Review: 'Astro Boy'
Plot: A robot boy, created by a grieving scientist in the image of his dead son, embraces his destiny to become a hero.
Bottom line: "Astro" boys and girls will be very, very young audiences. Boomers beware.
Cast: Voices of Freddie Highmore, Nicolas Cage, Donald Sutherland, Bill Nighy, Kristen Bell, Nathan Lane, Samuel L. Jackson
'Astro Boy' soars in Japan, but not here
Appropriately, perhaps, there's something robotic about "Astro Boy," the computer-animated feature based on the 1960s Japanese series that was the first anime on U.S. TV. Creator Osamu Tezuka's streamlined, saucer-eyed vision drew in baby boomers with its off-kilter quality and the rat-a-tat dialogue of English vocal artists dubbing at Japanese-language pace. Astro Boy himself - an android Pinocchio - proved enticing: What would it be like to be a kid robot? Cool!
But "Astro Boy" the movie is strictly for small fry. The fleshy, foamy CGI makes characters look like plush toys - there's no attempt at the anime aesthetic - giving scenes that should feel exhilarating, like Astro Boy (voiced by Freddie Highmore) learning that he can fly, all the impact of a soft landing.
Following the surprisingly harrowing death of scientist Dr. Tenma's son Toby, Tenma (Nicolas Cage) builds a robot replica replete with memories. After Tenma rapidly disowns him, robot Toby, chased by the villainous President Stone (Donald Sutherland), falls from the floating Metro City to the garbage-strewn ghetto of the surface world. There, the Fagin-like Hamegg (Nathan Lane) and a group of orphans take him in. A comic subplot with the Three Stooges-like Robert Revolutionary Front gives him the new name Astro.

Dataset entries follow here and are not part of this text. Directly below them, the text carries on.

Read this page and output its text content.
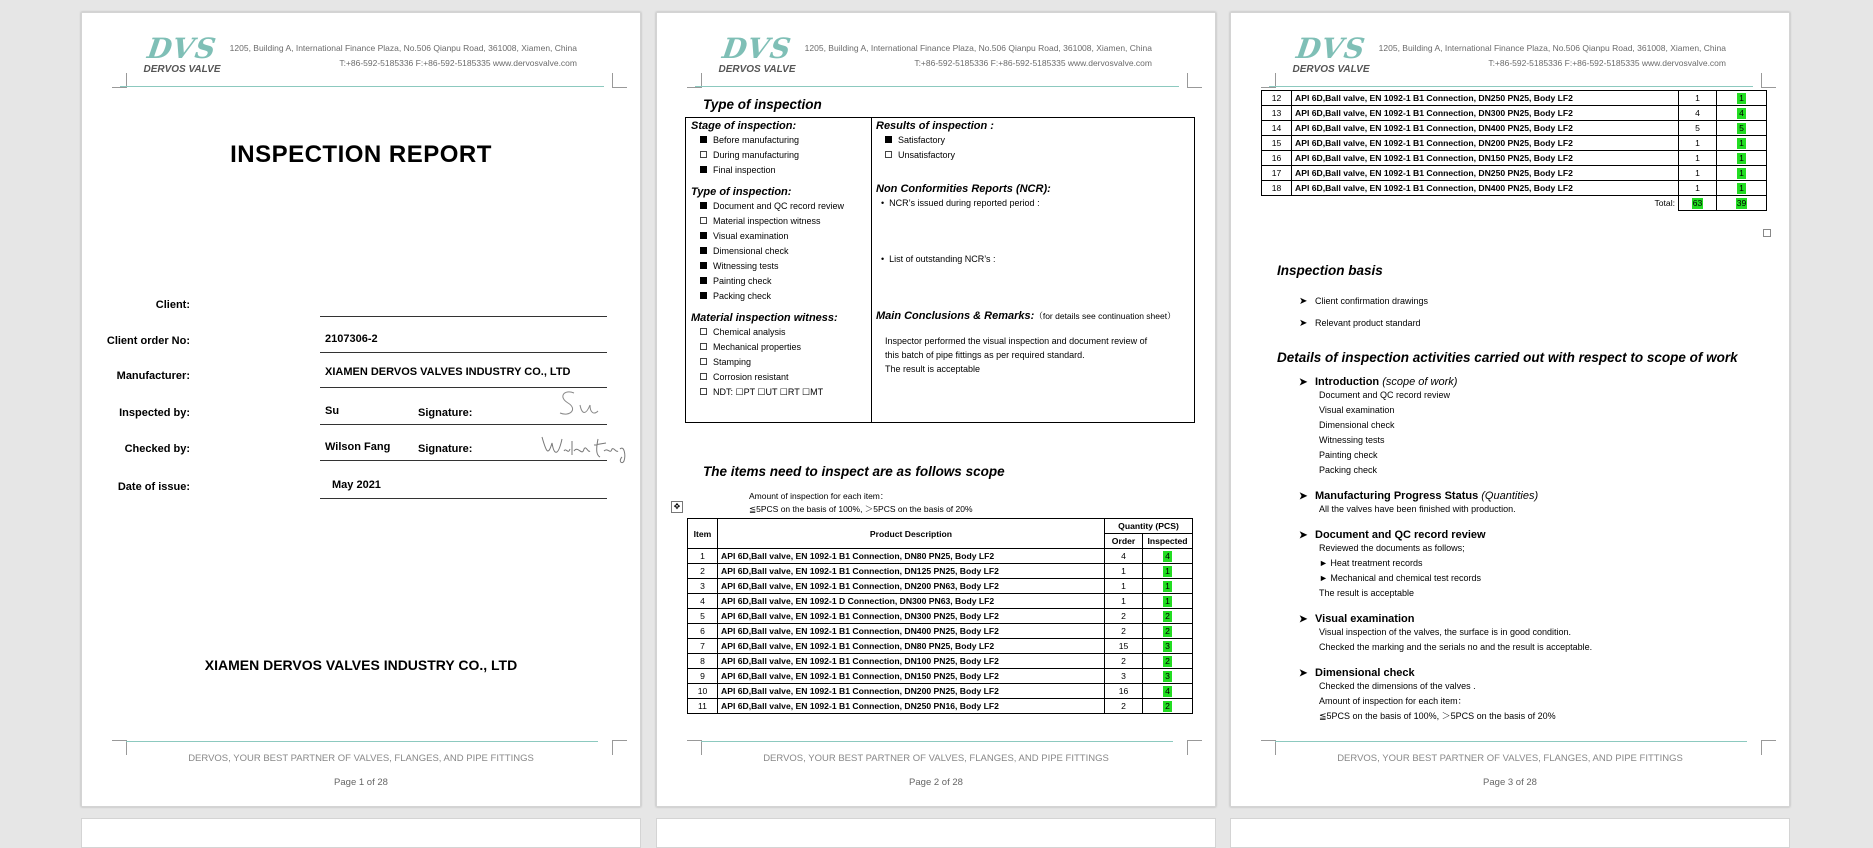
DVS
DERVOS VALVE
1205, Building A, International Finance Plaza, No.506 Qianpu Road, 361008, Xiamen, China
T:+86-592-5185336 F:+86-592-5185335 www.dervosvalve.com
INSPECTION REPORT
Client:
Client order No:	2107306-2
Manufacturer:	XIAMEN DERVOS VALVES INDUSTRY CO., LTD
Inspected by:	Su	Signature:
Checked by:	Wilson Fang	Signature:
Date of issue:	May 2021
XIAMEN DERVOS VALVES INDUSTRY CO., LTD
DERVOS, YOUR BEST PARTNER OF VALVES, FLANGES, AND PIPE FITTINGS
Page 1 of 28
DVS
DERVOS VALVE
1205, Building A, International Finance Plaza, No.506 Qianpu Road, 361008, Xiamen, China
T:+86-592-5185336 F:+86-592-5185335 www.dervosvalve.com
Type of inspection
Stage of inspection:
Before manufacturing
During manufacturing
Final inspection
Type of inspection:
Document and QC record review
Material inspection witness
Visual examination
Dimensional check
Witnessing tests
Painting check
Packing check
Material inspection witness:
Chemical analysis
Mechanical properties
Stamping
Corrosion resistant
NDT: ☐PT ☐UT ☐RT ☐MT
Results of inspection :
Satisfactory
Unsatisfactory
Non Conformities Reports (NCR):
•  NCR’s issued during reported period :
•  List of outstanding NCR’s :
Main Conclusions & Remarks:（for details see continuation sheet）
Inspector performed the visual inspection and document review of
this batch of pipe fittings as per required standard.
The result is acceptable
The items need to inspect are as follows scope
Amount of inspection for each item：
≦5PCS on the basis of 100%, ＞5PCS on the basis of 20%
✥
Item	Product Description	Quantity (PCS)	
		Order	Inspected
1	API 6D,Ball valve, EN 1092-1 B1 Connection, DN80 PN25, Body LF2	4	4
2	API 6D,Ball valve, EN 1092-1 B1 Connection, DN125 PN25, Body LF2	1	1
3	API 6D,Ball valve, EN 1092-1 B1 Connection, DN200 PN63, Body LF2	1	1
4	API 6D,Ball valve, EN 1092-1 D Connection, DN300 PN63, Body LF2	1	1
5	API 6D,Ball valve, EN 1092-1 B1 Connection, DN300 PN25, Body LF2	2	2
6	API 6D,Ball valve, EN 1092-1 B1 Connection, DN400 PN25, Body LF2	2	2
7	API 6D,Ball valve, EN 1092-1 B1 Connection, DN80 PN25, Body LF2	15	3
8	API 6D,Ball valve, EN 1092-1 B1 Connection, DN100 PN25, Body LF2	2	2
9	API 6D,Ball valve, EN 1092-1 B1 Connection, DN150 PN25, Body LF2	3	3
10	API 6D,Ball valve, EN 1092-1 B1 Connection, DN200 PN25, Body LF2	16	4
11	API 6D,Ball valve, EN 1092-1 B1 Connection, DN250 PN16, Body LF2	2	2
DERVOS, YOUR BEST PARTNER OF VALVES, FLANGES, AND PIPE FITTINGS
Page 2 of 28
DVS
DERVOS VALVE
1205, Building A, International Finance Plaza, No.506 Qianpu Road, 361008, Xiamen, China
T:+86-592-5185336 F:+86-592-5185335 www.dervosvalve.com
12	API 6D,Ball valve, EN 1092-1 B1 Connection, DN250 PN25, Body LF2	1	1
13	API 6D,Ball valve, EN 1092-1 B1 Connection, DN300 PN25, Body LF2	4	4
14	API 6D,Ball valve, EN 1092-1 B1 Connection, DN400 PN25, Body LF2	5	5
15	API 6D,Ball valve, EN 1092-1 B1 Connection, DN200 PN25, Body LF2	1	1
16	API 6D,Ball valve, EN 1092-1 B1 Connection, DN150 PN25, Body LF2	1	1
17	API 6D,Ball valve, EN 1092-1 B1 Connection, DN250 PN25, Body LF2	1	1
18	API 6D,Ball valve, EN 1092-1 B1 Connection, DN400 PN25, Body LF2	1	1
Total:		63	39
Inspection basis
➤ Client confirmation drawings
➤ Relevant product standard
Details of inspection activities carried out with respect to scope of work
➤ Introduction (scope of work)
Document and QC record review
Visual examination
Dimensional check
Witnessing tests
Painting check
Packing check
➤ Manufacturing Progress Status (Quantities)
All the valves have been finished with production.
➤ Document and QC record review
Reviewed the documents as follows;
► Heat treatment records
► Mechanical and chemical test records
The result is acceptable
➤ Visual examination
Visual inspection of the valves, the surface is in good condition.
Checked the marking and the serials no and the result is acceptable.
➤ Dimensional check
Checked the dimensions of the valves .
Amount of inspection for each item：
≦5PCS on the basis of 100%, ＞5PCS on the basis of 20%
DERVOS, YOUR BEST PARTNER OF VALVES, FLANGES, AND PIPE FITTINGS
Page 3 of 28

Cage's voice work as Tenma is all tossed-off flatness, and while Bill Nighy gives care and humanity to colleague Dr. Elefun, even he can't save such dead-weight lines as "Everyone has their destiny." Sutherland's ignorant, warmongering president is a plodding caricature, not helped by the hammered-home symbolism of "blue core" / "red core" positive and negative energy sources. At least the animators got rid of the long eyelashes that made the original Astro look creepily like Betty Boop.